罰してはいけないし、疑わしいというだけで他者の名誉を毀損したり、誹謗中傷を行ってはいけない。そこまでは当然だ。だが、疑うのはかまわない。表に出してしまうと名誉毀損になるかもしれないから注意すべきだが、腹の底で「あいつは絶対悪いやつだ」と思うことまでは否定できない。

だって、無実である証明はされていないのだから。

ここで人々の態度は二つに分かれる。「疑わしいだけなのに疑うのは悪いことだ」と「疑わしいんだから疑うのは当然だ」だ。

言い換えれば、「好き」か「嫌い」かだ。

世にあふれるダブルスタンダード


歴史や政治の主張を見てみるといくらでもサンプルが転がっているが、アリバイのない人、疑わしい人に対する人々の態度は、好き嫌いで決まる。

好きな相手が疑われている場合は、「無実の証拠がないってだけで疑うなんて不当だ」と言い、嫌いなやつが疑われている場合は「やってない証拠がないのだから疑われるのは仕方ない」と言う。

そういうの、思い当たらない?

私としてはすでに述べたように、推定無罪の原則は裁判の原則に過ぎないから、疑わしいものを疑ってはいけない理由はないと考えている。
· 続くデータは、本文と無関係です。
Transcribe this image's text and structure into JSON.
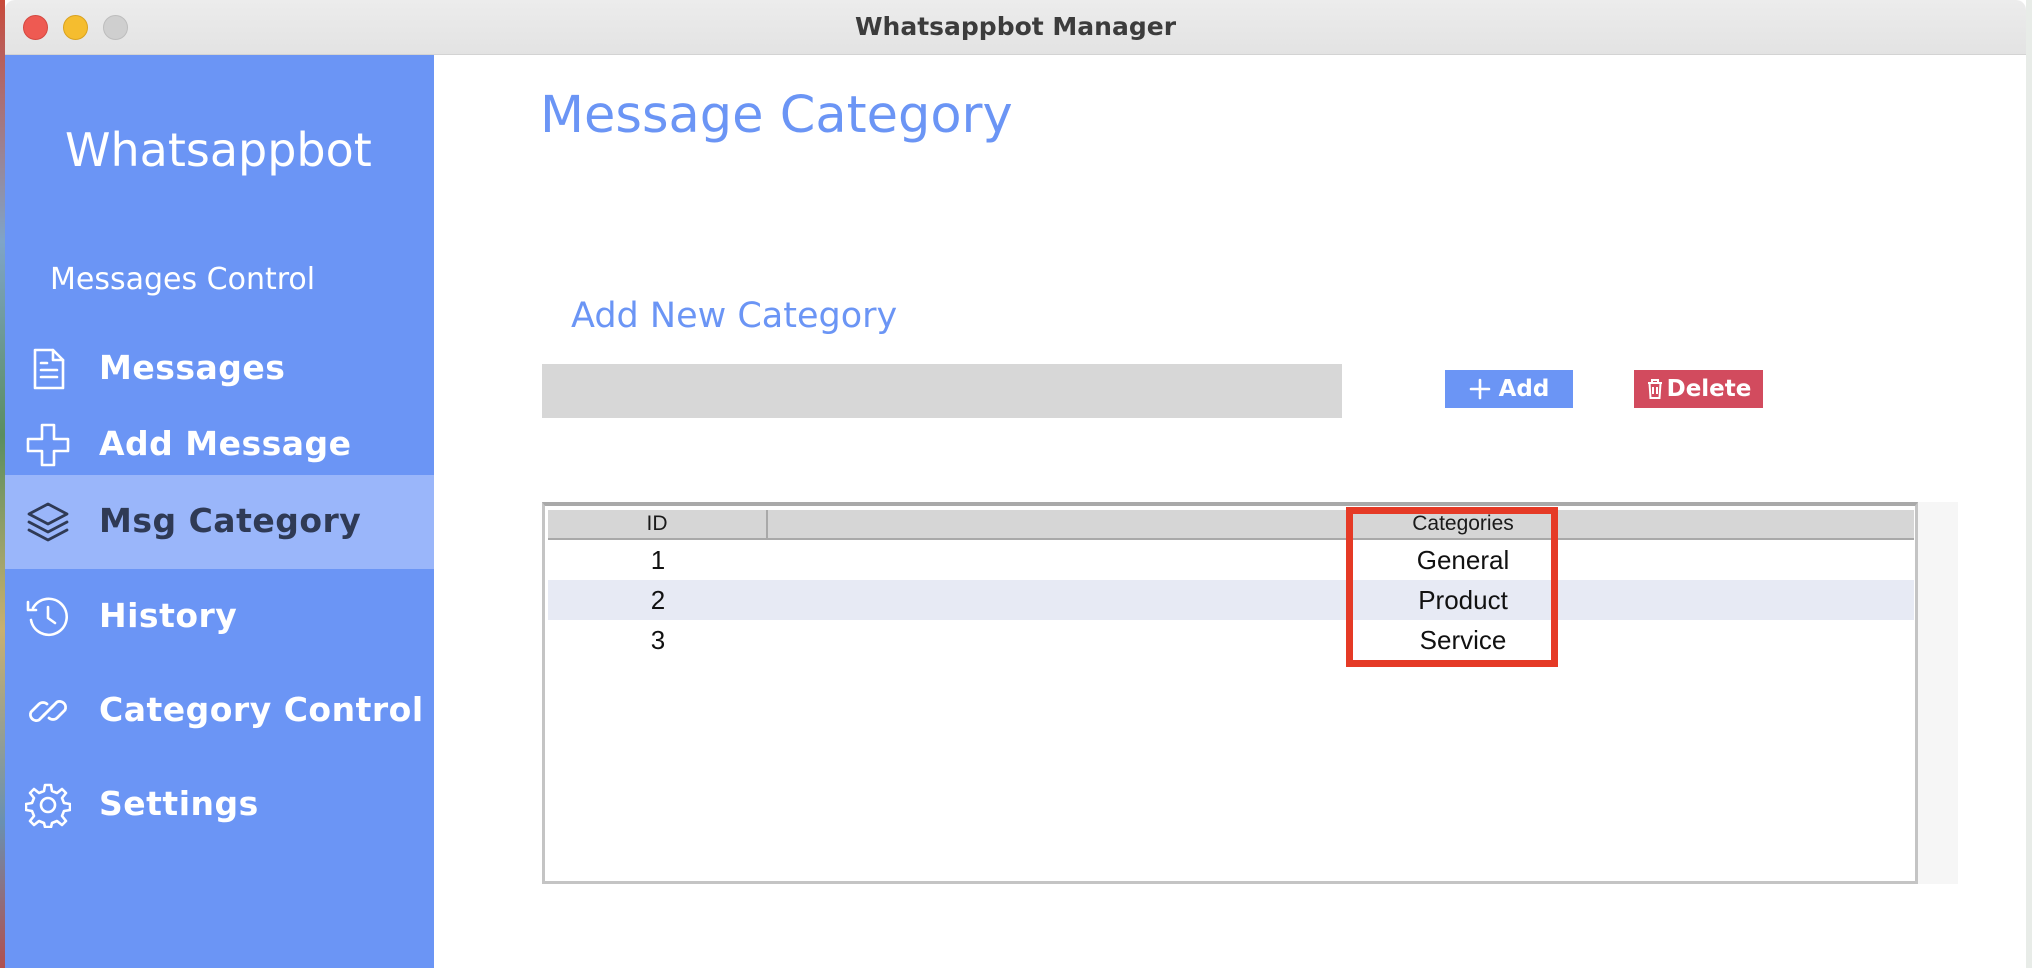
{
  "window": {
    "title": "Whatsappbot Manager"
  },
  "sidebar": {
    "brand": "Whatsappbot",
    "section_label": "Messages Control",
    "items": [
      {
        "label": "Messages",
        "icon": "document-icon",
        "active": false
      },
      {
        "label": "Add Message",
        "icon": "plus-icon",
        "active": false
      },
      {
        "label": "Msg Category",
        "icon": "layers-icon",
        "active": true
      },
      {
        "label": "History",
        "icon": "history-icon",
        "active": false
      },
      {
        "label": "Category Control",
        "icon": "link-icon",
        "active": false
      },
      {
        "label": "Settings",
        "icon": "gear-icon",
        "active": false
      }
    ]
  },
  "main": {
    "title": "Message Category",
    "add_section_title": "Add New Category",
    "input": {
      "value": "",
      "placeholder": ""
    },
    "add_button": "Add",
    "delete_button": "Delete",
    "table": {
      "columns": [
        "ID",
        "Categories"
      ],
      "rows": [
        {
          "id": "1",
          "category": "General"
        },
        {
          "id": "2",
          "category": "Product"
        },
        {
          "id": "3",
          "category": "Service"
        }
      ]
    }
  },
  "colors": {
    "accent": "#6b95f5",
    "active_item": "#9ab6fa",
    "delete": "#d24b5e",
    "highlight": "#e53a26"
  }
}
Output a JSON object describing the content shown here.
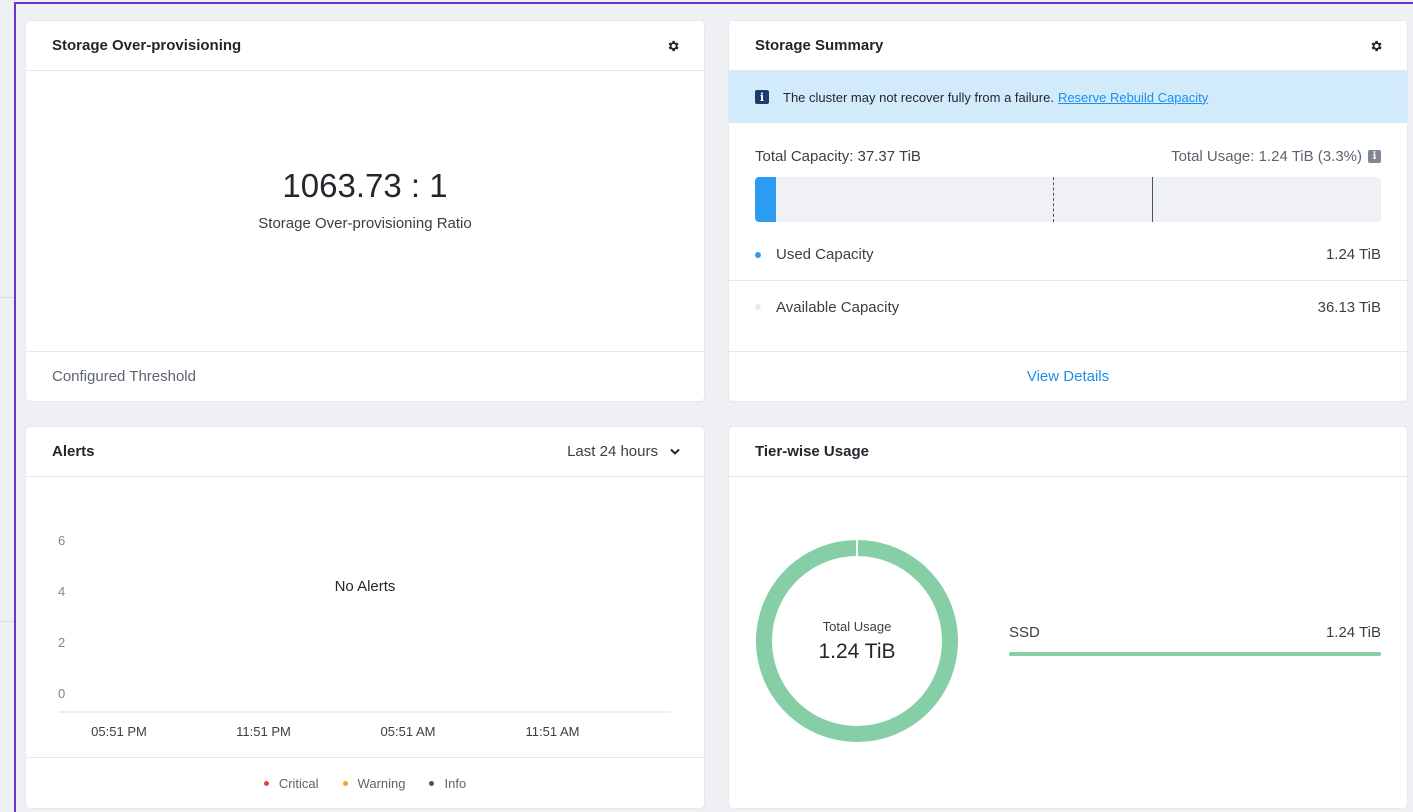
{
  "colors": {
    "accent": "#1b8ff0",
    "used": "#2b9cf2",
    "available": "#e8eaee",
    "ssd": "#86cea6",
    "critical": "#e8453c",
    "warning": "#f5a623",
    "info": "#4c5563"
  },
  "overprovisioning": {
    "title": "Storage Over-provisioning",
    "settings_icon": "gear-icon",
    "ratio": "1063.73 : 1",
    "ratio_label": "Storage Over-provisioning Ratio",
    "footer": "Configured Threshold"
  },
  "summary": {
    "title": "Storage Summary",
    "settings_icon": "gear-icon",
    "banner_icon": "info-icon",
    "banner_text": "The cluster may not recover fully from a failure.",
    "banner_link": "Reserve Rebuild Capacity",
    "total_capacity": "Total Capacity: 37.37 TiB",
    "total_usage": "Total Usage: 1.24 TiB (3.3%)",
    "used_fraction": 0.033,
    "legend": [
      {
        "label": "Used Capacity",
        "value": "1.24 TiB",
        "color": "#2b9cf2"
      },
      {
        "label": "Available Capacity",
        "value": "36.13 TiB",
        "color": "#e8eaee"
      }
    ],
    "view_details": "View Details"
  },
  "alerts": {
    "title": "Alerts",
    "range": "Last 24 hours",
    "empty_text": "No Alerts",
    "chart_data": {
      "type": "bar",
      "title": "",
      "xlabel": "",
      "ylabel": "",
      "categories": [
        "05:51 PM",
        "11:51 PM",
        "05:51 AM",
        "11:51 AM"
      ],
      "yticks": [
        "0",
        "2",
        "4",
        "6"
      ],
      "ylim": [
        0,
        6
      ],
      "series": [
        {
          "name": "Critical",
          "values": [
            0,
            0,
            0,
            0
          ]
        },
        {
          "name": "Warning",
          "values": [
            0,
            0,
            0,
            0
          ]
        },
        {
          "name": "Info",
          "values": [
            0,
            0,
            0,
            0
          ]
        }
      ],
      "legend_placement": "bottom",
      "grid": false
    },
    "legend": [
      {
        "label": "Critical",
        "color": "#e8453c"
      },
      {
        "label": "Warning",
        "color": "#f5a623"
      },
      {
        "label": "Info",
        "color": "#4c5563"
      }
    ]
  },
  "tier": {
    "title": "Tier-wise Usage",
    "donut_label": "Total Usage",
    "donut_value": "1.24 TiB",
    "tiers": [
      {
        "name": "SSD",
        "value": "1.24 TiB",
        "fraction": 1.0
      }
    ]
  }
}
が、別に、逆でもいい。首尾一貫して、好き嫌いで態度を変えないなら、疑ってはいけないと考えてもかまわない。筋は通る。

そしてこの傾向は、推定無罪とか、非存在証明とかに収まりきらない。より一般的にいって、「自分に都合のいい情報は正しいと信じるし、自分に都合の悪い情報は信じない」。

「悪魔の証明だ」と言って、非存在証明の要求を非難しているのが当事者の場合は、まぁ、非存在証明が論理的・数学的・科学的に可能であることを知らないか、悪魔の証明を勘違いして覚えてしまっているケースが多いように見える。

だが、当事者以外が「悪魔の証明だ」と言って追求を非難している場合というのは、実際のところは「自分に都合の悪い情報は信じない」というのが発端になっている。自分の好きなものが不利になりそうだから、とりあえず何でもいいから反論するために駆り出すのが、魔法の言葉「悪魔の証明」というわけだ。

だから実際には、非存在証明はそれほど特殊な証明ではないし、不可能でも何でもないんだけど、「不可能なことを要求するあいつらは不当だ」というレッテルを貼るのに使われる。

それが、悪魔の証明が嫌われる理由。悪魔の証明を求めることは不当であるということにしておけば、非存在証明をしなくてすむ。可能ではあるがめんどくさいし、高度なテクニックを要する背理法を使う手間が省ける。

逃げ口上の一種。というのが正体。